Die Autorin kann warten. Sie erinnert sich. The Germans have a special word for this: VERGANGENHEITSBEWÄLTIGUNG, which is untranslateable, a topic which is very German. Die Zeit ist nicht unser Feind, schreibt die Autorin. Streicht es wieder durch. Unterstreicht es. Schreib alles auf, sagt die Autorin zu sich selbst. Schreib alles auf.


  1. ecfr-Podcast, Mark Leonard's World in 30 Minutes, The undead past, 01.02.2018 

  2. Waldheim-Wahlplakate-Slogan 1986 JETZT ERST RECHT! 

  3. Barbara Tóth, Die „Jetzt erst recht“ Wahlbewegung, in: 1986. Das Jahr, das Europa veränderte, Czernin Verlag, 2006 

  4. Anton Pelinka, Trendwende und Polarisierung, in: 1986. Das Jahr, das Europa veränderte, Czernin Verlag, 2006 

  5. Videoausschnitt von 1988, [ab Minute 01:00] H.C. Strache geht ins Burgtheater. 

  6. Lichtermeer im Jahr 2000. 

  7. Wenn eine_r SATIRE drunterschreit oder drüberschreibt, ganz egal wohin, dann ist das auch drin, die SATIRE, versteht sich. Oder? Wenn also der H.C. Strache Lügenpresse ORF=Lügenpresse=ORF skandiert schreibt: „Es gibt einen Ort, an dem Lügen zu Nachrichten werden“, mit einem urlustigen Bild dazu von Armin Wolf und Pinocchio, weil ja Faschingsdienstag ist, also saisonal exkulpiert, und dann halt (etwas leiser) SATIRE drüberschreit, versteht sich das von selbst, oder? Wenn also der H.C. Strache „Kosovo gehört zu Serbien“ schreit oder schreibt, weil er halt ein kräftiges Sprechorgan und eine deftige Meinung hat, aber kein Blatt zum vor-den-Mund-halten, und dann SATIRE drunterschreit oder schreibt, dann kann man das doch umöglich falsch verstehen, eh schon wissen, wir verstehen uns, alles klar?  

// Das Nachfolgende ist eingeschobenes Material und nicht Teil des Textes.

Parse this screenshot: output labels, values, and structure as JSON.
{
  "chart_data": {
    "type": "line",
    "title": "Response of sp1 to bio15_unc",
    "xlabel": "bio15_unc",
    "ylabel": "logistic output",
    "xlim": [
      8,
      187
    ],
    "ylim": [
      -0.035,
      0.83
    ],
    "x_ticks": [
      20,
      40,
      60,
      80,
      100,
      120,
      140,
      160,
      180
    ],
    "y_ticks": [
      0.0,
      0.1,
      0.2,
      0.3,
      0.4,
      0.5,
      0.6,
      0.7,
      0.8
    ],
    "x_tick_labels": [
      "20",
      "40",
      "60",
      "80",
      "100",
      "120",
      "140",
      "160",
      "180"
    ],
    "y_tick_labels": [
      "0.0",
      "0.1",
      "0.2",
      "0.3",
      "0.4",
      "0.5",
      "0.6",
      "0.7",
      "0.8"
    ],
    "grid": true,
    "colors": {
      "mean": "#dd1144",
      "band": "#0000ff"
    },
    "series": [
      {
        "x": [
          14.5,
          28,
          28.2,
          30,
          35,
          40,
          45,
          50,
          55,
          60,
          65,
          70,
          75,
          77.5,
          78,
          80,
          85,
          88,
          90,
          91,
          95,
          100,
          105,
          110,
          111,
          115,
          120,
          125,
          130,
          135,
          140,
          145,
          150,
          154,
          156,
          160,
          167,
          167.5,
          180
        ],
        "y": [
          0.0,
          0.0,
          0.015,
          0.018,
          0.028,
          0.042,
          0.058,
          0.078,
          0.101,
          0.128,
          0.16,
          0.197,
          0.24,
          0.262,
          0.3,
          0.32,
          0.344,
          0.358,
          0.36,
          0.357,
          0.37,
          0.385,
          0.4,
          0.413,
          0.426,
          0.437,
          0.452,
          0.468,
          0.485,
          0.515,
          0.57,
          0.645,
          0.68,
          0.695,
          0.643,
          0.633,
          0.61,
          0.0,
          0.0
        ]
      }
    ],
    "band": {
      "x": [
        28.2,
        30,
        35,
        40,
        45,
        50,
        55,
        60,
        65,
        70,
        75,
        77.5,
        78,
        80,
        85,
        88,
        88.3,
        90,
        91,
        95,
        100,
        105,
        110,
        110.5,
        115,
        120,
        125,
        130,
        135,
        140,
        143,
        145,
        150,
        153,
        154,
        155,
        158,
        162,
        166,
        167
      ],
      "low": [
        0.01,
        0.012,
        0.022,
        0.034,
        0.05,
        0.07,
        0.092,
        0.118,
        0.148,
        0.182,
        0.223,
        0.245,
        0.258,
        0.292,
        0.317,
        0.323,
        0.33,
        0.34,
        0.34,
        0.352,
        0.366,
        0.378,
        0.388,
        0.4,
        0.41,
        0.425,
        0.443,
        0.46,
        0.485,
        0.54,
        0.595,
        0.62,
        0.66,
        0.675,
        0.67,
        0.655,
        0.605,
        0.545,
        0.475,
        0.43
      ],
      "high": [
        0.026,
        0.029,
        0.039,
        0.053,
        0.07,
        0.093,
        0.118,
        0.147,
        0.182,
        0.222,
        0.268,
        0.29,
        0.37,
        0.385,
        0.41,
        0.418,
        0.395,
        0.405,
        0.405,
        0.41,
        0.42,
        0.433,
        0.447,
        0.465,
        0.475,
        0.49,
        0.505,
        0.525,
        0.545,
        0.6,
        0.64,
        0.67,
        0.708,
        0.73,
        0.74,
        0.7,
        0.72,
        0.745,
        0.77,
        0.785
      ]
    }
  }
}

  8. Kurier-Subheadline, 15.02.2015, Regieren statt agitieren – Ein Kommentar 


Sandra Gugić — geboren 1976 in Wien. Studium an der Universität für Angewandte Kunst Wien und am Deutschen Literaturinstitut Leipzig. Veröffentlichungen (Prosa, Lyrik, Essays) in Zeitschriften und Anthologien, Arbeiten für Theater und Film. 2016 erhielt sie den Reinhard-Priessnitz-Preis für ihren ersten Roman Astronauten (C.H.Beck, 2015). Im Frühjahr 2019 erscheint ihr Lyrikdebüt Protokolle der Gegenwart im Verlagshaus Berlin.